THE SILVER CASE: What Is Uehara Kamui?

Although this girl is only sixteen and his adopted daughter, her fetishized cosplay outfit complete with tropey panty shots, most notably when she dies, as well as Curtis’s pervasive violence toward women—using other underage orphans to pleasure himself, killing his “bitch” for fun, raping Pedro’s wife—leave no doubt that Curtis sexually abused her as well. (They also carry a degree of genre critique, though halfhearted given the portrayal of women in much of Grasshopper Manufacture’s output, including killer7).

Screenshot of "Encounter Part 1." First-person perspective of Kaede Smith aiming her gun at Ayame Blackburn, who rushes by firing bullets. Because she is in the dark, Ayame is transparent, i.e. invisible.

Where Kamui pursues light and flees darkness in The Silver Case, Ayame Blackburn conceals herself in darkness and only becomes visible—and vulnerable to the player’s bullets—when she passes through bright light. Light is her weakness. Far from using her power in defiance or acknowledging a tragic past to keep moving forward into the light of possibility as Sakura does, Ayame in killer7 is worse off than even Format Kamui: a grizzly victim of a powerful old man and in turn a victimizer, always in darkness.


Screenshot of "Sunset." Garcian Smith sits at his kitchen table. In front of him are a green mug of coffee and a blue bowl of cereal that resembles Chex.

Now to consider Emir Parkreiner.

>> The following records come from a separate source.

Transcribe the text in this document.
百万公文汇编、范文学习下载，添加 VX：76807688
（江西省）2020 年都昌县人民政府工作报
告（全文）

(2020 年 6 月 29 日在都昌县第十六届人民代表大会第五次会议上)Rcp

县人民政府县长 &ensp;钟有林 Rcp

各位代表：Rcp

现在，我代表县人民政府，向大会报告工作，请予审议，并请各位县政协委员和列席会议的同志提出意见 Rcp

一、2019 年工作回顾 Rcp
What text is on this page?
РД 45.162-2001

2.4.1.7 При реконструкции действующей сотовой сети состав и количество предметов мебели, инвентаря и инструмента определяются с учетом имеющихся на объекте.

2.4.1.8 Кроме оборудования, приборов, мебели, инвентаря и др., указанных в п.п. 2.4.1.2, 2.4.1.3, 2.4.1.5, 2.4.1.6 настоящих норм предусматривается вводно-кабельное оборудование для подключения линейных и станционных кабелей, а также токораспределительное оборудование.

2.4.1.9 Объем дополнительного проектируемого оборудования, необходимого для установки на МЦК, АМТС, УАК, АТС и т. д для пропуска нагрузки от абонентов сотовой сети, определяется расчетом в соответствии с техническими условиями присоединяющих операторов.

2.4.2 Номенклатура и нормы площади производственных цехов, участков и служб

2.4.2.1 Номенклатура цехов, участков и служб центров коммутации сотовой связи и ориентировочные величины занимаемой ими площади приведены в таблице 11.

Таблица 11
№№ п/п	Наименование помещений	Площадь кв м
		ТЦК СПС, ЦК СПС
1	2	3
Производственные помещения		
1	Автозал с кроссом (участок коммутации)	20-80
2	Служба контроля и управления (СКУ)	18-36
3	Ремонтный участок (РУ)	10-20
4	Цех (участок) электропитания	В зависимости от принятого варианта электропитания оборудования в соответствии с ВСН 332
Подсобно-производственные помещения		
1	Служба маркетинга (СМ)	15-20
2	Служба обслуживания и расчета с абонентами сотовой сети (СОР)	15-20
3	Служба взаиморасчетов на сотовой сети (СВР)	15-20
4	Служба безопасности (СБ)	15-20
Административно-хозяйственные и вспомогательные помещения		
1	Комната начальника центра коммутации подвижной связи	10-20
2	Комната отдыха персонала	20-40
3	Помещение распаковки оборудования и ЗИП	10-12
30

For most of killer7, the focus character is a man called Garcian Smith who lives in a supernatural trailer in Seattle, Washington. He is a member of the titular Killer7 or Second Smith Syndicate, a group of dead assassins whom the quasi-divine Harman Smith, materialistic god of the “Western” world, has absorbed and returned to semi-life as his slaves using a power called the “Multifoliate Personae Phenomenon.” Like Format Kamui in his relationship to the FSO, the “robotified” Killer7 unquestioningly assassinate whomever the US government commands them to via their contact Christopher Mills.

Their lack of freedom is represented in the gameplay: the player can only navigate pre-defined invisible paths no matter what the environment. The opposite of how Kurumizawa defines reality by living unobserved, the Killer7 are defined by how they are observed, being locked into a certain persona when one of the many surveillance cameras sees them/him/her. The automatons are frequently watched and have no initiative, their very bodies now stolen, not their own but Harman’s.

Garcian cannot define himself but, observed, must be defined how the observer wants him to be, in this case as Kaede.